President Donald Trump may want an investigation into alleged voter fraud surrounding the 2016 presidential election, but many of his fellow Republicans definitely do not.
"For a variety of political and logistical reasons — but mostly political — Congress will almost definitely not have Trump’s back," The Washington Post reported.
On Wednesday, House Speaker Paul Ryan told MSNBC that "we haven't been discussing" the voter investigation with President Trump, while the head of the House Oversight Committee, Utah Rep. Jason Chaffetz, said "the president has 100,000 people at the Department of Justice and if he wants to have an investigation, have at it."
There would be a number of risks for Republicans in launching a voter fraud investigation, including undermining the 31 Republican gubernatorial secretaries of state, raising further doubts about Trump's own legitimacy, distracting Congress from more pressing issues and the possibility that an investigation might uncover something totally unknown that makes the GOP look bad.
That said, a truly nonpartisan and unbiased investigation would force the government to inspect how disemboweling the Voting Rights Act of 2016, as well as the various discriminatory laws passed in GOP-controlled states to discourage Democratic voting, may have impacted the election in Trump's favor. It could also inspire investigators to look further into allegations of Russian hacking, which Trump has already clearly demonstrated he'd prefer to avoid.

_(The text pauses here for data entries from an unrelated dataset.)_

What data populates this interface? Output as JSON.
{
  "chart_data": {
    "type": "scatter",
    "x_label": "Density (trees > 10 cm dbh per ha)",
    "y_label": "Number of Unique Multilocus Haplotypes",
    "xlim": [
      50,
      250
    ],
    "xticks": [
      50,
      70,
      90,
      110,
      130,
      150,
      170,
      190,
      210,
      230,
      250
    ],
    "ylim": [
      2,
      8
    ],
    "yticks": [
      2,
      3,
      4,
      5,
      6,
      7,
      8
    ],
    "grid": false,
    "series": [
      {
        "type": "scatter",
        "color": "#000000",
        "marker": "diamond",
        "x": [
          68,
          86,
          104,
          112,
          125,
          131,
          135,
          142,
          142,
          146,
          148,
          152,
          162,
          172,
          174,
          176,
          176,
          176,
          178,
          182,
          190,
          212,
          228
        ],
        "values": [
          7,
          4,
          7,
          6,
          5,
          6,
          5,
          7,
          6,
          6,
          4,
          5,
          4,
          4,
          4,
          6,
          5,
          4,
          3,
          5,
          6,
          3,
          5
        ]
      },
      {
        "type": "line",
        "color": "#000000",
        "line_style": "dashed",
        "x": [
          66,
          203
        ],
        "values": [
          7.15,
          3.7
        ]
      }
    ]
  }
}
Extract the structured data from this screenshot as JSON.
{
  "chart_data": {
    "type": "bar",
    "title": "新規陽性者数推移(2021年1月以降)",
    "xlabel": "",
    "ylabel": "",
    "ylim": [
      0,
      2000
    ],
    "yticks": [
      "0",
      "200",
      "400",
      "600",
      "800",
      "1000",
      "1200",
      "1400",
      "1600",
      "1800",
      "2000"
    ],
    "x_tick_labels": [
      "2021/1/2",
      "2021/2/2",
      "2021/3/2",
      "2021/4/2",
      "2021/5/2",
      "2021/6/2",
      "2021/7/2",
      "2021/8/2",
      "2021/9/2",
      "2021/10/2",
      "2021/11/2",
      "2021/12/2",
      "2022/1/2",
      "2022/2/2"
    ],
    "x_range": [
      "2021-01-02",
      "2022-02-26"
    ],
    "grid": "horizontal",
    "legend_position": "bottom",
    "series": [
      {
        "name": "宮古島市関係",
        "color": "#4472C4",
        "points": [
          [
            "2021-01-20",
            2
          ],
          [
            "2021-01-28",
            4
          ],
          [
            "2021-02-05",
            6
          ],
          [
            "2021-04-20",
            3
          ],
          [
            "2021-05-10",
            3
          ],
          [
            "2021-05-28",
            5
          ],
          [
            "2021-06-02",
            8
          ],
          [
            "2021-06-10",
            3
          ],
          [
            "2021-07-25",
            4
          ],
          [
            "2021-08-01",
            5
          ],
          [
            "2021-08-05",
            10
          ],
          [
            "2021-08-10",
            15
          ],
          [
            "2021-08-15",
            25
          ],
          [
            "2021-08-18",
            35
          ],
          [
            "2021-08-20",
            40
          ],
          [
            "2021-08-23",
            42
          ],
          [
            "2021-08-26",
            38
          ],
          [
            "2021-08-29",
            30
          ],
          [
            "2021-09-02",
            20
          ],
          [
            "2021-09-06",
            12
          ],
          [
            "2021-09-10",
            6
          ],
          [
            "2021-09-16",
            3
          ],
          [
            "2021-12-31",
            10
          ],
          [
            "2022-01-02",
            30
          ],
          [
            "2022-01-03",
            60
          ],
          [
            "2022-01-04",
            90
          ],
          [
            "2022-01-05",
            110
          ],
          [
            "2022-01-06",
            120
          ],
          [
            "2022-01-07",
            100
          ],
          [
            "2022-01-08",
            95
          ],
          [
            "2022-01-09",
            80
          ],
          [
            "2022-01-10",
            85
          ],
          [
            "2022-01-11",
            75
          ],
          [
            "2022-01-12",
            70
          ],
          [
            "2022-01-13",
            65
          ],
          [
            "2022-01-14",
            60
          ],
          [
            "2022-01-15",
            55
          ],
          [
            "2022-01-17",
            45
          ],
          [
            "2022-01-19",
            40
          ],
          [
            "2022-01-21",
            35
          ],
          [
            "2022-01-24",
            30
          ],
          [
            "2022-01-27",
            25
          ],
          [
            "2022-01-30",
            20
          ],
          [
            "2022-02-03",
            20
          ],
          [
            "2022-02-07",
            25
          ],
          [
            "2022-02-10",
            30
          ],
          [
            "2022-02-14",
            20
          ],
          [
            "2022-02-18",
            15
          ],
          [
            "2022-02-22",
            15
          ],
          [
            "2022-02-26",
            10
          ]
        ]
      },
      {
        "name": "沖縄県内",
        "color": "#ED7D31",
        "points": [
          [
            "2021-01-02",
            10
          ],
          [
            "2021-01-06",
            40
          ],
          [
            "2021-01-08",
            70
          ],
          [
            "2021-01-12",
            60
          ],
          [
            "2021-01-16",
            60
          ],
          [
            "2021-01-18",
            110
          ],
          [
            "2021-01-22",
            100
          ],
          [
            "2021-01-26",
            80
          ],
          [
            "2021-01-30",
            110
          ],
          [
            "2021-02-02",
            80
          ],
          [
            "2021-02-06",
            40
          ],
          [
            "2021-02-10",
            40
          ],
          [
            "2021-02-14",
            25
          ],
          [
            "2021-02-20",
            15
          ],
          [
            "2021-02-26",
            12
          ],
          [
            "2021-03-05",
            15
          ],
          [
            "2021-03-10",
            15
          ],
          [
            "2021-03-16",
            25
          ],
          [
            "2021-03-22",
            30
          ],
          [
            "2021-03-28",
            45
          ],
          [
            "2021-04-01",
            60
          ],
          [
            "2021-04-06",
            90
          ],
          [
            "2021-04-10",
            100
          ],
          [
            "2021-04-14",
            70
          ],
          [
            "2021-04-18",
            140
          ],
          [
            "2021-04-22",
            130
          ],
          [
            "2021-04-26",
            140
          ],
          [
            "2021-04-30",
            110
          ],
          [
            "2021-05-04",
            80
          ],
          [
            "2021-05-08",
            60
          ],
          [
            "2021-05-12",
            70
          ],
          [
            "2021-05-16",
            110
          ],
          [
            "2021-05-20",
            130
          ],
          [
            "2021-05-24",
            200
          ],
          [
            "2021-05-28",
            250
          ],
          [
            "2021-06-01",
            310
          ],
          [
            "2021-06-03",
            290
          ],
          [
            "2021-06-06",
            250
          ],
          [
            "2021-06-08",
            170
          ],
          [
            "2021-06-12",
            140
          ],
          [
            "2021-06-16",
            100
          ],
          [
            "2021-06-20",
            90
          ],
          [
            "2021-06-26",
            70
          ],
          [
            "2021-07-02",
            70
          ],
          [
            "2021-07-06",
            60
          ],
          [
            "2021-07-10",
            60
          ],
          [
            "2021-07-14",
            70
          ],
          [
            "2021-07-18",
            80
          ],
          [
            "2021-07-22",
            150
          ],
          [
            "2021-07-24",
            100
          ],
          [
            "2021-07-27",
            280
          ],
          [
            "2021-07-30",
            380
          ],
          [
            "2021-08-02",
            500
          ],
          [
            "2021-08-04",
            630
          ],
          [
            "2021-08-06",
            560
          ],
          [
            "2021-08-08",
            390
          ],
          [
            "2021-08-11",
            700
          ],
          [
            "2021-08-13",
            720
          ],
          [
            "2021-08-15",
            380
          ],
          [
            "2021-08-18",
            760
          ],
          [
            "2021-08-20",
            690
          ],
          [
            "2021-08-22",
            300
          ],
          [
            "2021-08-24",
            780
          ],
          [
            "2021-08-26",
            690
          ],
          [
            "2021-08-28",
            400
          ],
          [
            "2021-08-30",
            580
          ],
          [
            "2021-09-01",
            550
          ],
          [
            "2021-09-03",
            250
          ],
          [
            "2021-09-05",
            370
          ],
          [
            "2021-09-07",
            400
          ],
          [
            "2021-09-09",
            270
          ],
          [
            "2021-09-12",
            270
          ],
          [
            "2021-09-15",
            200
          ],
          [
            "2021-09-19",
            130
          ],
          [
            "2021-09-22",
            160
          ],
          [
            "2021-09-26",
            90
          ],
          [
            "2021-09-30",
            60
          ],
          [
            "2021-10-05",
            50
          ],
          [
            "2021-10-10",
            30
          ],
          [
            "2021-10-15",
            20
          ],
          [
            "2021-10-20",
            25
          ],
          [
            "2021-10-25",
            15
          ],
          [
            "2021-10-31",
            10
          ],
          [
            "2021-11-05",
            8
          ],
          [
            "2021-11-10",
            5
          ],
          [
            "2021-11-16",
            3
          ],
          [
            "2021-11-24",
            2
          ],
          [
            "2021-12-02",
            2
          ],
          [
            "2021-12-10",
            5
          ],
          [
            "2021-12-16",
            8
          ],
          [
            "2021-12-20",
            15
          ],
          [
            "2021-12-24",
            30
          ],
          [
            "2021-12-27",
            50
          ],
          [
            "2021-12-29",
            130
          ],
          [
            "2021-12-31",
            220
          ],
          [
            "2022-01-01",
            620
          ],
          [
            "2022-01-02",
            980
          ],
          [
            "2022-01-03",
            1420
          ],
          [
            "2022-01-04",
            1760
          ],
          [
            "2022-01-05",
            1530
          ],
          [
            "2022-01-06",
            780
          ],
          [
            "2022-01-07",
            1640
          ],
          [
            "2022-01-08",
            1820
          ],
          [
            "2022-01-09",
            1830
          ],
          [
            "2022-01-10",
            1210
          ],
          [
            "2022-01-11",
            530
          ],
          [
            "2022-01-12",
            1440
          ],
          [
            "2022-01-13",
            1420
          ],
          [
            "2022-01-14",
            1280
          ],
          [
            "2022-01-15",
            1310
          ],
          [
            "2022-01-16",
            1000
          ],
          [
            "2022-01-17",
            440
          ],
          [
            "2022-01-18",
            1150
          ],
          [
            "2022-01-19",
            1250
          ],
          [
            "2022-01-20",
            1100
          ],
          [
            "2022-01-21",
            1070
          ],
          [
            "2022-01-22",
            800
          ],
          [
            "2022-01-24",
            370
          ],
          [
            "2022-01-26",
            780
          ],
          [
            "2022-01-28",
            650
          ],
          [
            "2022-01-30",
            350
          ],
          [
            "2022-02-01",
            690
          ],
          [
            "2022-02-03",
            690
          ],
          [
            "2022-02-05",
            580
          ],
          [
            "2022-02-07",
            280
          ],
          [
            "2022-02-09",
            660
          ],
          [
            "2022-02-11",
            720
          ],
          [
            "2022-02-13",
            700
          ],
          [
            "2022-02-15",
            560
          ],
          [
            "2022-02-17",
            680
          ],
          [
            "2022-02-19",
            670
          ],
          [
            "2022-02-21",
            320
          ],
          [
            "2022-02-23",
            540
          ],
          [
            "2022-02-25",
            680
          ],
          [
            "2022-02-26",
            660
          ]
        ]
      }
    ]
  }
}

This hasn't stopped Trump from continuing to push the unverified notion that his loss in the popular vote was due to voter fraud.

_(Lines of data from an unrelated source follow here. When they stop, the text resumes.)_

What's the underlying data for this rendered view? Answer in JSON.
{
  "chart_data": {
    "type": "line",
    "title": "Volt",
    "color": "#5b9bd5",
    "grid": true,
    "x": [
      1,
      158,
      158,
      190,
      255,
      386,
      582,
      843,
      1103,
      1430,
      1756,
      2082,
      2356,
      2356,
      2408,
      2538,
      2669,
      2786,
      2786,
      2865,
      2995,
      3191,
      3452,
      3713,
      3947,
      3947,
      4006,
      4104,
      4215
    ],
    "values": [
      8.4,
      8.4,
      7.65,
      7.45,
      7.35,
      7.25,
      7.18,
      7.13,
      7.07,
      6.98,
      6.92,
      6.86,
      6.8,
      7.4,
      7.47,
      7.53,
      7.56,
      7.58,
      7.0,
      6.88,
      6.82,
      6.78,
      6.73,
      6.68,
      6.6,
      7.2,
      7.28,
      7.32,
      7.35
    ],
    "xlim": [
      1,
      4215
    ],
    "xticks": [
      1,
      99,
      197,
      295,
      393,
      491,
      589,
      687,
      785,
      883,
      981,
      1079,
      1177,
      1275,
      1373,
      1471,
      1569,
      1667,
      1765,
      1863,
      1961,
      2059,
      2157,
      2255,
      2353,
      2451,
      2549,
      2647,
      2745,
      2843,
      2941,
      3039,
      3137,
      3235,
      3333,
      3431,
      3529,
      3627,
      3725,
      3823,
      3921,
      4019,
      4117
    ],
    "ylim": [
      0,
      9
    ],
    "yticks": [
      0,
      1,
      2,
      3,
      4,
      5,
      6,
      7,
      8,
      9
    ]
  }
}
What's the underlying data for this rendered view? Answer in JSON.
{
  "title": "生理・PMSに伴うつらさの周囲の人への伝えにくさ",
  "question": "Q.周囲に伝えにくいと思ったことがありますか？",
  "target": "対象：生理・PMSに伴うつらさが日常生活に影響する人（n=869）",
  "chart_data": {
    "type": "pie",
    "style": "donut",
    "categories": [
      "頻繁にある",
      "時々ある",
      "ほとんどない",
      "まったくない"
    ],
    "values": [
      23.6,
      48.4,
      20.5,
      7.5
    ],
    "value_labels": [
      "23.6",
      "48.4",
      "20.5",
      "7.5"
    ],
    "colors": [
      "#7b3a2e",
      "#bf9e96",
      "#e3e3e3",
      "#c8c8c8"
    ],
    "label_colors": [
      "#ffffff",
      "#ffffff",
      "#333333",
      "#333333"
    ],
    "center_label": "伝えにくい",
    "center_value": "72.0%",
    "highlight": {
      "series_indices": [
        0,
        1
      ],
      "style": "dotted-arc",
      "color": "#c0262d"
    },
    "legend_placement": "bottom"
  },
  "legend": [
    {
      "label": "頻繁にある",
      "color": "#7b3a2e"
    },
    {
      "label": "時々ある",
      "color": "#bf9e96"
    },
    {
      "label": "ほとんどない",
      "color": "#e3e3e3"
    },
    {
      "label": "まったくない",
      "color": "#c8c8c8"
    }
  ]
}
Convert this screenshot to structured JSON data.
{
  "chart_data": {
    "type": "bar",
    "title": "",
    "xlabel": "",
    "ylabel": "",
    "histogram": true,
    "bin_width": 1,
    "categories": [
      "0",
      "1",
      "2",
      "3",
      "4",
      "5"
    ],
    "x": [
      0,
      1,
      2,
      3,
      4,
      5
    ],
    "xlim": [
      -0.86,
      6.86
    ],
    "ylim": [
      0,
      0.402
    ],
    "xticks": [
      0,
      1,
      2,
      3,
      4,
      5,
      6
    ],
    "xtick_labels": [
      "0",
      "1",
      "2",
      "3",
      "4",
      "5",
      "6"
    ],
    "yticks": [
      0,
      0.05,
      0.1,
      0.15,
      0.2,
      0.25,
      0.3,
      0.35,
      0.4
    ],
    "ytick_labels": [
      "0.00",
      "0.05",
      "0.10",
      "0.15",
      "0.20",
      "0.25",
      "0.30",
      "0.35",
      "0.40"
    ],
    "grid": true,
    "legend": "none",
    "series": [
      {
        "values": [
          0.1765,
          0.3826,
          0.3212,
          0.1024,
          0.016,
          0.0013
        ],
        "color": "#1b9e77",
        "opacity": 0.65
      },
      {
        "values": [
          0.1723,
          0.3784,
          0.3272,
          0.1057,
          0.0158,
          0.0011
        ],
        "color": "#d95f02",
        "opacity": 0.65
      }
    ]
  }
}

7:25am, CNN has Gregg Phillips on, @ChrisCuomo challenges Phillips' lack of voter fraud evidence. 8:12am, Trump tweets about Gregg Phillips. pic.twitter.com/gQAvSAMXlB
— Brian Stelter (@brianstelter) January 27, 2017
Look forward to seeing final results of VoteStand. Gregg Phillips and crew say at least 3,000,000 votes were illegal. We must do better!
— Donald J. Trump (@realDonaldTrump) January 27, 2017
pic.twitter.com/yFhZtnSdXn — Daniel Dale (@ddale8) January 27, 2017
There is no evidence whatsoever that voting fraud could account for Trump losing the popular vote to Hillary Clinton. Even the discredited study that Trump keeps citing to make his case doesn't lead to the conclusion that he won the popular vote. As explained by Professor Jesse Richman of Old Dominion University, who co-authored that study, if his original estimate about the rate of non-citizen voter fraud was correct, it would have only added between 800,000 and 900,000 votes to Clinton's total — meaning she still would have won the popular vote by a margin of roughly 2 million.